Old Evolution's Under Way, Maybe: Killer birds on the loose ... someday | The Source Weekly - Bend, Oregon

Old Evolution's Under Way, Maybe: Killer birds on the loose ... someday

House finch, or soon to be killer diller bird killer...? So there I was, sitting at my kitchen table watching the marvelous assortment of birds on my feeder (including three beautiful orange, white and black spotted towhees) when all of a sudden all "you know what" broke loose!

A small, innocuous-looking - albeit belligerent - male house finch decided the feeder was his and went into a tizzy, attacking bigger and littler birds. Everyone scattered to get out of the way as the combatant finch exercised his territorial imperative.

(A moment while I digress (again). Stay away from bird feed with Milo in it. It is nothing but a "filler" that costs you more and ends up on the ground under your feeder, which may or may not be good for your soil.)


Those of you who feed birds know this isn't something that hasn't happened before. Every day there's a squabble on my feeders about who gets the best spot to feast on the most premium millet, sunflower and thistle seeds. The display I watched this morning, however, was far more aggressive than I'd witnessed in the past.

It was at that moment that a stanza from Robert Service's epic poem, "The World's All Right," struck me:

The World's all right; serene I sit,

And cease to puzzle over it.

There's much that's mighty strange, no doubt;

But Nature knows what she's about;

And a million years or so

We'll know more than to-day we know.

Old Evolution's under way -

What ho! The World's all right, I say.

Was I having the privilege of witnessing the beginning of one of Nature's greatest miracles: the evolutionary process that would change house finches into meat eaters? After all, shrikes are glorified songbirds that got into raptor mode.

Hey, why not? Finches on the Galapagos Islands adapted to almost every niche, and in doing so earned themselves the title of "Darwin's Finches."

Oh sure, it takes lots of time for changes in Nature to happen, and seeing I'm about to hit 80, I'm sure I won't be here if my finches begin to take on the habits of shrikes.

There are about 60 species of finches in the U.S., ranging all the way from buntings to towhees, with goldfinches, grosbeaks and crossbills in between, and they have a wide variety of shapes to their bills and eat all kinds of plants, seeds and invertebrates.

Shrikes, like finches, are songbirds, but only (for now) regularly kill and eat other birds, plus a wide assortment of insects, rodents and other warm-blooded animals.

A shrike in pursuit of a bird is as fierce as a goshawk, and the list of invertebrate prey taken by the northern shrike, Lanius excubitor, (whose scientific name translates to "watchful butcher") is really impressive: grasshoppers, beetles, crickets, caterpillars, cutworms, ants, wasps, bumblebees and spiders.

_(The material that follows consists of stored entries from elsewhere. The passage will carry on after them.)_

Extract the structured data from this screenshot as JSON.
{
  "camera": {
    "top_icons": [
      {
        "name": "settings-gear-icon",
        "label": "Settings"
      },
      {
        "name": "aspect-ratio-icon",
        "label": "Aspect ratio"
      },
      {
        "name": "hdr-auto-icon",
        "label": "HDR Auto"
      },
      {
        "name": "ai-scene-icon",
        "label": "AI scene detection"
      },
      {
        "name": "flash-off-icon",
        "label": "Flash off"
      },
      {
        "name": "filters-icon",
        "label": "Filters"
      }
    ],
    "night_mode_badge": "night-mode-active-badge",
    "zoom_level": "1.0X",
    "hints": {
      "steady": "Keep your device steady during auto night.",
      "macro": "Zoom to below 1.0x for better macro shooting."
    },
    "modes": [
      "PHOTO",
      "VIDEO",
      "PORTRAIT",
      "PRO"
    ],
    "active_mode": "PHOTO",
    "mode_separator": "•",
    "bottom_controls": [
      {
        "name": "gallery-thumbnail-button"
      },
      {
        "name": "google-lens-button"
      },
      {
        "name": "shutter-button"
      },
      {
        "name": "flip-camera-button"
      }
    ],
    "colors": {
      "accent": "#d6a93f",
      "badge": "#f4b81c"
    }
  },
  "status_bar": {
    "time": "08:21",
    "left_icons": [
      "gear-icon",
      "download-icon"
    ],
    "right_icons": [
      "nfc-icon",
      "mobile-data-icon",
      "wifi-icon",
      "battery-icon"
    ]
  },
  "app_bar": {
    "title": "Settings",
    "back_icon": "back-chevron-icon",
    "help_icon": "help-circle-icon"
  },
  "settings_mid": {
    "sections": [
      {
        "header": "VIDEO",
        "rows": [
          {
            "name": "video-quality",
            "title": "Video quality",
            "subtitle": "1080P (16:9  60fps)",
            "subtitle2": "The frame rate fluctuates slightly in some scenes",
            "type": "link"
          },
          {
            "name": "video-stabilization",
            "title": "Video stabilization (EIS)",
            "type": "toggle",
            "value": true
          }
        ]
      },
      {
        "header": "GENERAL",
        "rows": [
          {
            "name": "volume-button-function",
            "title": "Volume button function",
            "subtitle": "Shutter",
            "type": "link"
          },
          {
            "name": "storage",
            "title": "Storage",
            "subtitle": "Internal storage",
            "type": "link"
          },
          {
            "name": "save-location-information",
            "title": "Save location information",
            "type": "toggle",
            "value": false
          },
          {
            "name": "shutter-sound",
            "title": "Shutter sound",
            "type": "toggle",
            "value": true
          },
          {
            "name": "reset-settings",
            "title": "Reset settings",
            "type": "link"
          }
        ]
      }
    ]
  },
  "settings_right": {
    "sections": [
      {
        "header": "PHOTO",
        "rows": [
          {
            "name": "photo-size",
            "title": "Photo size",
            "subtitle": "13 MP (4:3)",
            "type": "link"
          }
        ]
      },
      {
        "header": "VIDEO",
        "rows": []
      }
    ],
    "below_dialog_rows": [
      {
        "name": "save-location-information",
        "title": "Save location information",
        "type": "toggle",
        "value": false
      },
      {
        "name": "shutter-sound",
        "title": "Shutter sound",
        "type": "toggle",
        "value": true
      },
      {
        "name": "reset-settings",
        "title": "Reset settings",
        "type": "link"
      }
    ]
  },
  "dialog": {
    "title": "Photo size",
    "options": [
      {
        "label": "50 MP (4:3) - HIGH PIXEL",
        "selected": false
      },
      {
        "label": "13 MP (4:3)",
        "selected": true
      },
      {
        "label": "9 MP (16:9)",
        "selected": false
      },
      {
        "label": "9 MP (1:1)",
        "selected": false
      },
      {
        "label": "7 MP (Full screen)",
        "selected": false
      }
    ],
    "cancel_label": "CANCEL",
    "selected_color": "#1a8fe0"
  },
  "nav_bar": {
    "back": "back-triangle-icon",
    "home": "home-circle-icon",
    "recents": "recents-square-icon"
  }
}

Then there are the other hapless victims shrikes take: meadow mice (also known as voles), lemmings (up in the north), red-backed mice (in the forest) and white-footed mice, and a variety of lizards and other reptiles, including garter and gopher snakes, with a few frogs, toads and salamanders thrown in.

The list of birds is even more impressive: chickadees, snow-buntings, longspurs, crossbills, redpolls, pine grosbeaks (which are larger than shrikes), horned larks, woodpeckers, goldfinches, kinglets, sparrows (of all kinds), thrushes, warblers, siskins, starlings (now, that's quite a feat!), cardinals, robins, jays (another tour de force!), sandpipers and mourning doves.

I once saw a northern shrike kill and eat a garter snake on the Summer Lake Wildlife Management Area while I was on a Christmas Bird Count. The snake was basking in the warm waters of a small stream that ran from a hot spring, and said shrike nailed it. (So much for that snake perpetuating its dumb genes and for being out in winter ... )

I also had the privilege of watching the shrike do which its other common name, "butcher bird," implies and hang a mouse on the naked branches of a willow. So why not house finches?

Perhaps this is something your great, great, great, great grandchildren can look forward to.